What is the issue?
- RBI has devised guidelines for “prepaid payment instruments” (PPIs) are to be complied with by end of February 2018.
- As the norms are very restrictive this may stifle competition in the digital wallet landscape.
What are the norms?
- PPIs include mobile wallets such as Mobikwik and Paytm as well as other enablers of digital transactions.
- Under these new norms, these will have to fulfil a much larger slate of “know your customer” (KYC) requirements.
- PPIs operators will now have to force their customers to undergo a paperwork submission process that will be on a par with that of a formal bank account.
- The RBI has also prohibited transactions between wallets, and it has prohibited the transfer of money from semi-KYC accounts to e-wallets.
- Such measures are bound to affect new entrants and put the incumbents to comply at an advantage as it involves more paperwork.
- The anti-competitive nature of the proposed norms has hence got “Payments Council of India” upset.
What is the way ahead?
- The RBI is concerned about laundering and leakage through the new digital payments infrastructure.

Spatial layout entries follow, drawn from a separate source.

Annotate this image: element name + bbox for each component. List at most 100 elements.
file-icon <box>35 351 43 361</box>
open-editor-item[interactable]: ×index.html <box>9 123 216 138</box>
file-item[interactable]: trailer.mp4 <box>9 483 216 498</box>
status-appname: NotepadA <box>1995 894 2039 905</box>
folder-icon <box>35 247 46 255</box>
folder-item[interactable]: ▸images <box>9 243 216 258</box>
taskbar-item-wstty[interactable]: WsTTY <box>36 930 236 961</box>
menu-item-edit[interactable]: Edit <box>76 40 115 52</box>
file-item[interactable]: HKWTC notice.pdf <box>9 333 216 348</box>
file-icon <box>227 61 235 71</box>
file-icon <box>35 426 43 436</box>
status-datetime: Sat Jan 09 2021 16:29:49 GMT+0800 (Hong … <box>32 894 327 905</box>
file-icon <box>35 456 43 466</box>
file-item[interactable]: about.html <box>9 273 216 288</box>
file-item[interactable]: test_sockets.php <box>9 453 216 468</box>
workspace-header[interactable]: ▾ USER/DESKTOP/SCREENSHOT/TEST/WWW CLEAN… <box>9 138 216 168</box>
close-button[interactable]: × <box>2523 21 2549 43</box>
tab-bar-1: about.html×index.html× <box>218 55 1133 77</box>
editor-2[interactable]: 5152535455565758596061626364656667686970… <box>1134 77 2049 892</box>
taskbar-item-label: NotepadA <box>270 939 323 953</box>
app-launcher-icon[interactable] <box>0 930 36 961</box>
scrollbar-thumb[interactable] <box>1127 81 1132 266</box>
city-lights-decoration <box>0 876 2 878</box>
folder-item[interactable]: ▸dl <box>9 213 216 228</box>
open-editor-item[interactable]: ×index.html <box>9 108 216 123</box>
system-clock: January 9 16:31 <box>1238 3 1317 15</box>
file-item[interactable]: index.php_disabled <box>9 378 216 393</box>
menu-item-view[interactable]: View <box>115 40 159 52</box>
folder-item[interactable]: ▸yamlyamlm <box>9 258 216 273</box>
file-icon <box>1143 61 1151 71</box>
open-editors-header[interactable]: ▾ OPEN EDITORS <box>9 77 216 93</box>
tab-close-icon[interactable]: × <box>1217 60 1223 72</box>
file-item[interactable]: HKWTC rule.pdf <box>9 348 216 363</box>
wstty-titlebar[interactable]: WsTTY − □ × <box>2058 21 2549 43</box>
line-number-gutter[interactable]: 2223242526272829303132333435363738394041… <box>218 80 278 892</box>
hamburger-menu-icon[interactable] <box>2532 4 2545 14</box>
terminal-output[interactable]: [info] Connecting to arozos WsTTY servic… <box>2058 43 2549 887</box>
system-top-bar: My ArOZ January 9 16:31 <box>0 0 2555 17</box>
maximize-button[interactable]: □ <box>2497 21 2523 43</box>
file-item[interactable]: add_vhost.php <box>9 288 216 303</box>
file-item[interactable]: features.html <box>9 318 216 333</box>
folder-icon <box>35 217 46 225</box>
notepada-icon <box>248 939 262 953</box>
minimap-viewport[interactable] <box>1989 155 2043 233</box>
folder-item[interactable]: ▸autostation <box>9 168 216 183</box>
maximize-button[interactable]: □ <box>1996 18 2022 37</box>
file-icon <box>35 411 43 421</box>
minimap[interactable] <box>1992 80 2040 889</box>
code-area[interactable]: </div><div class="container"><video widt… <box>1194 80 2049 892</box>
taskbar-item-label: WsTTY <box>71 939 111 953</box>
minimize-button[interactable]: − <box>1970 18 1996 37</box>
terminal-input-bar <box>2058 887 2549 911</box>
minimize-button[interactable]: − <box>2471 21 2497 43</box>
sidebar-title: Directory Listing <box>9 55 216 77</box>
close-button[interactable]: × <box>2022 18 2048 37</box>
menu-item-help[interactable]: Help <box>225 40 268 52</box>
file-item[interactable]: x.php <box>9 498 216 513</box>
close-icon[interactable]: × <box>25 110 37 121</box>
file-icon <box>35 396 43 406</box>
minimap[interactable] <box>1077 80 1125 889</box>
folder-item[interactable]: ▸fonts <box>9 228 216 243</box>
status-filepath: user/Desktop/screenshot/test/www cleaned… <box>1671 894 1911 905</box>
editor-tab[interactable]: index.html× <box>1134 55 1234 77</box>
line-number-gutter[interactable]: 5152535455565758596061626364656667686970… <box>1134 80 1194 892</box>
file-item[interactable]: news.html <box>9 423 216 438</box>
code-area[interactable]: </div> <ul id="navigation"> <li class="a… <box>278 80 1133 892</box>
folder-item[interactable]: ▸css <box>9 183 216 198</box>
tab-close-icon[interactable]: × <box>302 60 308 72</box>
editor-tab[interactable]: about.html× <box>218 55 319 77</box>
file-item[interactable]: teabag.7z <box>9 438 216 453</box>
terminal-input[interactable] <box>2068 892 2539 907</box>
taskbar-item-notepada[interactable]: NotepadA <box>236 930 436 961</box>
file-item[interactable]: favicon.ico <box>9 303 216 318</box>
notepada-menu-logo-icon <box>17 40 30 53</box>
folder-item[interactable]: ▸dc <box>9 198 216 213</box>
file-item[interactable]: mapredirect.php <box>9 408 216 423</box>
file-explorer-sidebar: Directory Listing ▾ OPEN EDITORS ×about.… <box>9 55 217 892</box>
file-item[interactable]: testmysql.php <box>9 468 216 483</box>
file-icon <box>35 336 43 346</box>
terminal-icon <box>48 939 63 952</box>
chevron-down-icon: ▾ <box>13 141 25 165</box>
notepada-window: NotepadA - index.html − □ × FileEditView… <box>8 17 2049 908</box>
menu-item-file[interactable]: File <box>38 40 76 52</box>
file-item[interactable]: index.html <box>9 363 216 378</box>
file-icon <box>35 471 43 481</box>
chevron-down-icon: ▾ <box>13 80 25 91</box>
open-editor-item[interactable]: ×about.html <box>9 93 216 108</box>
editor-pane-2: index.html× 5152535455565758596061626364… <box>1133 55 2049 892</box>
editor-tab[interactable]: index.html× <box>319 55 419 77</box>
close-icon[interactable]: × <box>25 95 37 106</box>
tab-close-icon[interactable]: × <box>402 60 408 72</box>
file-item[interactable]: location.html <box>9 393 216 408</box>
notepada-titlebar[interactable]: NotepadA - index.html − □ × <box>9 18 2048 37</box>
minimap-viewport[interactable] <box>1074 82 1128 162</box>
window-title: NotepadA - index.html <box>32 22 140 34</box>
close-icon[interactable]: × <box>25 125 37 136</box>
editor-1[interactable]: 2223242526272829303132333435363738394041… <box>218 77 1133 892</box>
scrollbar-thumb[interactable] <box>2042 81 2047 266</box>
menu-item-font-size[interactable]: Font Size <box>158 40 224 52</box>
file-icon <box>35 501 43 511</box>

- But considering that more than 90% of e-wallet transactions are only small-ticket, stringent norms clearly seem uncalled for.
- The stringency of KYC norms should be proportional to risk perception and the current RBI proposal clearly seems to be overdoing it.
- These norms needs to be withdrawn as such stringent requirements will greatly set back the cause of digital payments and transactions.
- Notably, about a decade ago, the RBI had come down strongly against the mobile payments infrastructure.
- This killed the development of mobile payments back then in India, while it had flourished over the years in other parts of the world.